Former U.S. Attorney for Utah John Huber said the penalties Buk faced for earlier offenses were too light. He believes Buk should have been sent to prison for violating his probation and riding in a stolen car with a gun and ammunition.

While they don’t typically end in such a tragedy, “there’s been far too many such examples” that don’t meet meaningful penalties, Huber said.

“It’s unfortunate that the prosecutor didn’t have the confidence to have the court stop and pause and consider the out-of-control behavior,” Huber said. “It’s unfortunate that the judge did not pause and exercise his or her judgment to give individualized justice to this out-of-control offender.”
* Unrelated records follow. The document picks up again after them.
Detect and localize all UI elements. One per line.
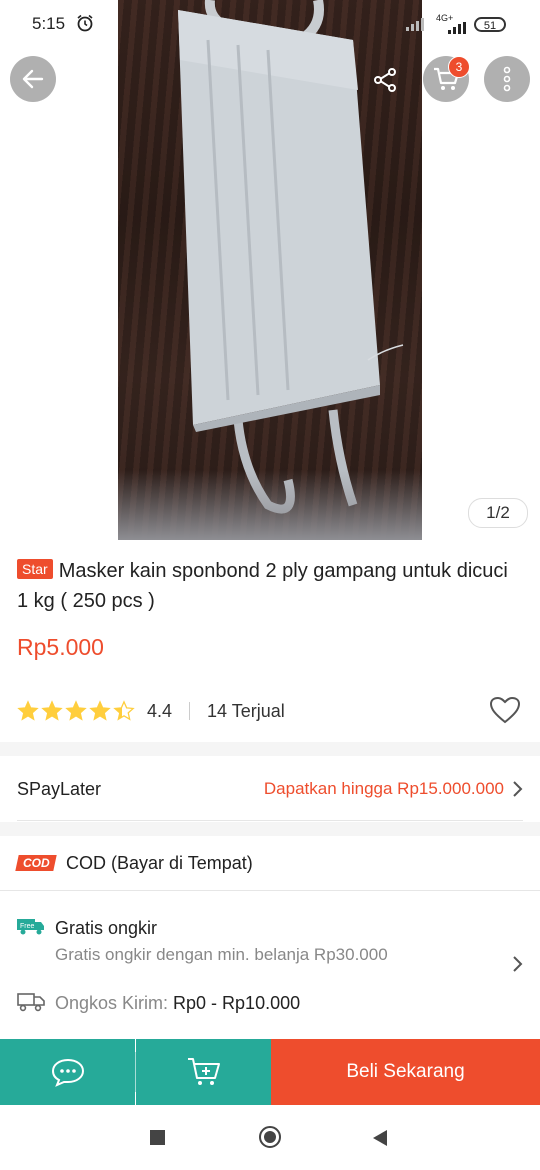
rating-value: 4.4 [147,700,173,721]
free-shipping-icon: Free [17,919,44,935]
rating-row[interactable]: 4.4 14 Terjual [17,696,285,726]
spaylater-label: SPayLater [17,779,102,799]
buy-now-button[interactable]: Beli Sekarang [271,1039,540,1105]
status-time: 5:15 [32,14,66,33]
star-icon [113,700,135,721]
share-icon [374,68,396,92]
shipping-section[interactable]: Free Gratis ongkir Gratis ongkir dengan … [0,891,540,1037]
star-seller-badge: Star [17,559,53,579]
shipping-cost-label: Ongkos Kirim: [55,993,174,1013]
cod-label: COD (Bayar di Tempat) [66,853,253,873]
free-tag-text: Free [20,923,35,930]
more-vertical-icon [503,66,511,92]
chat-icon [51,1058,84,1087]
system-nav-bar [0,1105,540,1170]
product-price: Rp5.000 [17,634,104,660]
back-nav-button[interactable] [371,1129,389,1147]
product-title-block: Star Masker kain sponbond 2 ply gampang u… [17,556,517,616]
image-pager: 1/2 [468,498,528,528]
recents-button[interactable] [150,1130,165,1145]
product-image-carousel[interactable]: 5:15 4G+ 51 3 1/2 [0,0,540,540]
share-button[interactable] [365,60,405,100]
rating-stars [17,700,135,722]
arrow-left-icon [22,69,44,89]
star-icon [89,700,111,721]
add-to-cart-button[interactable] [136,1039,271,1105]
battery-indicator: 51 [474,17,506,32]
favorite-button[interactable] [487,694,523,726]
section-gap [0,742,540,756]
divider [17,820,523,821]
heart-icon [489,696,521,724]
shipping-cost-value: Rp0 - Rp10.000 [173,993,301,1013]
cod-logo: COD [15,855,57,871]
star-icon [41,700,63,721]
status-bar: 5:15 4G+ 51 [0,0,540,50]
truck-icon [17,993,45,1012]
add-to-cart-icon [187,1058,220,1085]
star-icon [65,700,87,721]
signal-icon [406,18,424,31]
chevron-right-icon [513,781,523,797]
more-options-button[interactable] [484,56,530,102]
product-title: Masker kain sponbond 2 ply gampang untuk… [17,560,508,612]
chevron-right-icon [513,956,523,972]
spaylater-row[interactable]: SPayLater Dapatkan hingga Rp15.000.000 [0,756,540,820]
sold-count: 14 Terjual [207,700,285,721]
back-button[interactable] [10,56,56,102]
photo-bottom-surface [118,470,422,540]
free-shipping-subtitle: Gratis ongkir dengan min. belanja Rp30.0… [55,945,388,964]
divider [189,702,191,720]
section-gap [0,822,540,836]
alarm-icon [77,14,93,32]
shipping-cost: Ongkos Kirim: Rp0 - Rp10.000 [55,993,300,1014]
home-button[interactable] [259,1126,281,1148]
free-shipping-title: Gratis ongkir [55,918,158,938]
star-icon [17,700,39,721]
chat-button[interactable] [0,1039,135,1105]
signal-strength-icon [448,22,466,34]
cod-logo-text: COD [22,856,50,870]
bottom-action-bar: Beli Sekarang [0,1039,540,1105]
home-dot [264,1131,276,1143]
spaylater-value: Dapatkan hingga Rp15.000.000 [263,779,504,798]
cart-count-badge: 3 [448,56,470,78]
Law enforcers at the state level sometimes lined up outside his door during his six years in the job, he said, hoping to persuade his office to take over their cases because offenders in the federal system generally face heftier sentences.

He called for lawmakers to examine the case and give prosecutors and judges more tools to deliver justice, but declined to give examples of possible changes.

“The trigger-puller is to blame for the tragic death of Aaron,” Huber said. “But we must learn from such tragedies.”

Daniel Strong, director of the Utah Sentencing Commission, said those who carry out violent crimes repeatedly are a top concern for state leaders, but addressing recidivism is difficult.

Strong’s office advises lawmakers and crafts guidelines for how long a person should spend behind bars.

The public may be more safe while a person is in prison or jail, he noted, but most offenders eventually are released. Research shows that a person can be held for too long, Strong said, and become more dangerous than if held for a shorter time.

“It’s a difficult balancing act,” said Strong, a former prosecutor in the Utah Attorney General’s Office.

Still, he added, “cases like this certainly make you think about if we’ve drawn the line in the right place in this particular case or in the system at large.”

Other factors come into play, too, such as little space available in the Utah state Prison.

“We have a dwindling number of prison beds in Utah per capita as our population grows,” Strong said. “That is another factor weighing on courts and prosecutors as they try to determine who to put in the space we have.”